Mar 27, 2012

Nick C still has my dvd copy of Darling

(And Junebug, too!) and I have been itching to watch Darling for a month or so now.  Luckily, as part of the English New Wave March Mondays on TCM, Renee and I were able to watch Darling last night.

Darling is just getting better with age.  I do not think I have enjoyed this film as much as I did last night.  (Maybe it is because I have seen so many bad, disappointing movies lately?)

Her idea of fidelity is not having more than one man in bed at the same time.

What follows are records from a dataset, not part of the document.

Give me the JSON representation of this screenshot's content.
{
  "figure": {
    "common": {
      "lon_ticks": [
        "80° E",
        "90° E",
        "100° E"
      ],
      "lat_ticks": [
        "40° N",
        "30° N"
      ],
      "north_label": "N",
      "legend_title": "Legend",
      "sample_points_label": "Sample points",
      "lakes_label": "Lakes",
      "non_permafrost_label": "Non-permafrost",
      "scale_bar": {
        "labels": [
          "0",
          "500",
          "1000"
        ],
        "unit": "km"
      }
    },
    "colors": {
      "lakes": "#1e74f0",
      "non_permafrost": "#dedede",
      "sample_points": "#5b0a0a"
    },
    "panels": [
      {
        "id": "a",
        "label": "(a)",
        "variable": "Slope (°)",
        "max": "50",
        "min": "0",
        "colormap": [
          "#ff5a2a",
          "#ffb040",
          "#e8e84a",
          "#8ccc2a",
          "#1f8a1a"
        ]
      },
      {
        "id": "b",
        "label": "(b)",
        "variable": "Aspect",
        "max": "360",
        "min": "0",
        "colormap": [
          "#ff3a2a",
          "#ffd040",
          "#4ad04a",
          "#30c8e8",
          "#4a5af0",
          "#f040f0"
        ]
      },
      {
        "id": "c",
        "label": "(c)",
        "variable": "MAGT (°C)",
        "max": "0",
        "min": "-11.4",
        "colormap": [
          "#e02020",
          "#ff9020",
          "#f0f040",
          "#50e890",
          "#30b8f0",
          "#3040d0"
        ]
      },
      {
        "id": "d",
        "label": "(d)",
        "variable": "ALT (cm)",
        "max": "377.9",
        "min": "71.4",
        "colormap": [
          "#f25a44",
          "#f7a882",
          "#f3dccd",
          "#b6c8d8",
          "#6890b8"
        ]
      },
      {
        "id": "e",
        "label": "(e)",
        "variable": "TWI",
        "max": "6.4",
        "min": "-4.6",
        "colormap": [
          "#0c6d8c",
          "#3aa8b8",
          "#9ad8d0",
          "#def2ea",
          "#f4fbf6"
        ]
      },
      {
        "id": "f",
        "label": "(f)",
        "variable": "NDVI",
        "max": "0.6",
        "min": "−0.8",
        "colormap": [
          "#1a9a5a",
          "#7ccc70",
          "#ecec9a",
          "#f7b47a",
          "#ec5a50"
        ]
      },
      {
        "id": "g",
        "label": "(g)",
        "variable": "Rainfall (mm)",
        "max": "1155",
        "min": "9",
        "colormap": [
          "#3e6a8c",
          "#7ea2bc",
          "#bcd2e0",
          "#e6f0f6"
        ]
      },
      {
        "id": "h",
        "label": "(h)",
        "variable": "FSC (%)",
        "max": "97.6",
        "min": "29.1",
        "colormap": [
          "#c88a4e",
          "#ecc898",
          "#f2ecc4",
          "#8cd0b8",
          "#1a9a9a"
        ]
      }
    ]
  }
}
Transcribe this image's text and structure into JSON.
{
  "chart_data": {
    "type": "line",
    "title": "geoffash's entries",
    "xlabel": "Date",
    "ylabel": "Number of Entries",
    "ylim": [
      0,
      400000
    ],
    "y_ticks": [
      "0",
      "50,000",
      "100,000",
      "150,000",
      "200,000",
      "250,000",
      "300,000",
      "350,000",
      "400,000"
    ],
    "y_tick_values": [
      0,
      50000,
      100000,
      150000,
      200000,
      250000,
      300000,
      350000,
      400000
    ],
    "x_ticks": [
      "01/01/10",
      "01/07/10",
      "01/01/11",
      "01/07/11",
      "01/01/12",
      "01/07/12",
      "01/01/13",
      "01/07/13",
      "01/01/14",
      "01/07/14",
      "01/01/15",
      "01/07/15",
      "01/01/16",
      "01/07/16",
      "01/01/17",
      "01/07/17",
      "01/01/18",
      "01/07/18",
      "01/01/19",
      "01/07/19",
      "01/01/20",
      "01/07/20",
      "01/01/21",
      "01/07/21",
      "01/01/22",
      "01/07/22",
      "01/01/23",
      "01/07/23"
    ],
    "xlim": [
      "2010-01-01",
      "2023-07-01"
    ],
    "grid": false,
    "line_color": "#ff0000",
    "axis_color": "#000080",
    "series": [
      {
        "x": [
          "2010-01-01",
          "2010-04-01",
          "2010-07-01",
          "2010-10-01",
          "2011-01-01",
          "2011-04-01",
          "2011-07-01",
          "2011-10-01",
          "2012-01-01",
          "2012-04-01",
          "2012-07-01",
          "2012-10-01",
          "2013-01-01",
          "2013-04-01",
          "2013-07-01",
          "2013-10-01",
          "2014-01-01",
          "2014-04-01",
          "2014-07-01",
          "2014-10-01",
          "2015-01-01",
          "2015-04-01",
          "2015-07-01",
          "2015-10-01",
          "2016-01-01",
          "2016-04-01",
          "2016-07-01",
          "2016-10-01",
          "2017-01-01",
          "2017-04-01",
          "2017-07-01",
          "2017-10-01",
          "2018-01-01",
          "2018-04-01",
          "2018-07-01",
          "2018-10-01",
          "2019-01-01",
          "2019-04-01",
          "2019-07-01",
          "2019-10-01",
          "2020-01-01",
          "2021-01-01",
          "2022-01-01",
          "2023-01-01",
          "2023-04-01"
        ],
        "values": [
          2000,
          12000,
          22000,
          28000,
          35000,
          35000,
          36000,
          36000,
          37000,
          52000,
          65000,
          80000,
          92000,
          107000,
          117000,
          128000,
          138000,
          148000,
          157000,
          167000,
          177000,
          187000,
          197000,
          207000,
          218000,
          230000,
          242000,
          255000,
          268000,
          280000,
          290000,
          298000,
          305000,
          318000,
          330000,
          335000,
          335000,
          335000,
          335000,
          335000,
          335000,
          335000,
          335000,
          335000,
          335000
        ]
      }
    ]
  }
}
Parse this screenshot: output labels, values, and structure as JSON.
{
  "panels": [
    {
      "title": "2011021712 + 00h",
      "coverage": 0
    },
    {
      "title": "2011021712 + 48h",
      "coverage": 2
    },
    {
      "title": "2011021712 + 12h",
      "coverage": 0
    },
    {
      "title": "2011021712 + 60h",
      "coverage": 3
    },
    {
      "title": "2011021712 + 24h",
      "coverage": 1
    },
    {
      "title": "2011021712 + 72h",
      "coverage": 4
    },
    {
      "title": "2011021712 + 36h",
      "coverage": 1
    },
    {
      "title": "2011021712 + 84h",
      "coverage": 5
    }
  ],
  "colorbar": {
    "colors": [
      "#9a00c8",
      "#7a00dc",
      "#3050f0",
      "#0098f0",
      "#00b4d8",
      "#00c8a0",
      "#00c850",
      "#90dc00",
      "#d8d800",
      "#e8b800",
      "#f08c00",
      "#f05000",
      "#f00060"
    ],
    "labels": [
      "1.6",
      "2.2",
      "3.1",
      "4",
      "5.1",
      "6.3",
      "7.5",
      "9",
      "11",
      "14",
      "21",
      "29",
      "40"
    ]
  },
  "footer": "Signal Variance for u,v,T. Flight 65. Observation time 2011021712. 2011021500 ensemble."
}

From the opening shots, where a billboard promoting charity for African malnourished children gets slathered over with a magazine cover picture of our "hero", Diana Scott, played by Oscar-winning, Julie Christie, to the final shot of a smartly-dressed London lady picking up said magazine in Picadilly Square, following her to a sad, toothless lady busker finishing her beautiful song.

Time and again,  John Schlesinger, the director, uses opposing twin images in editing to expose the differences between the haves and the have-nots. And throughout the film, Schlesinger uses sound effects and all sorts of different types of media to shock and surprise his audience.  There is a newsreel, real documentary footage, a commercial advert,  and a film within the film.

For once, we get a voice-over, the whole film is ostensibly Julie Christie's life story, given to an interviewer for a magazine, that actually makes sense and works.  In fact, the entire film is an opposite twin of her version of events.  It is masterfully executed, used for great humor throughout the entire picture.

All the performances are astounding, notably Dirk Bogarde, Laurence Harvey, and Roland Curram. The costumes for Ms Christie are stunning and obviously helped turn her in to a big star.  You do not root for Julie Christie, our nasty lying hero, so much as root against her, with great relish. That is one of the hardest tricks to turn in films and novels, and here Schlesinger and the screenwriter, Frederic Raphael, turn the trick with an uncanny insight in to London's (real) Swinging 60s, and amazing grace and panache.  A honest-to-goodness masterpiece.

And did I mention the shot of the kiss on the train? Or the decadent Parisian party? Or the "whores in taxis bit"? Or, "You crumb!"?

(This is a terrible review.  It is more a mash note.)

Nick C, I want my movies back.

Now, I will have another sip of Mariage Freres tea and head off to work.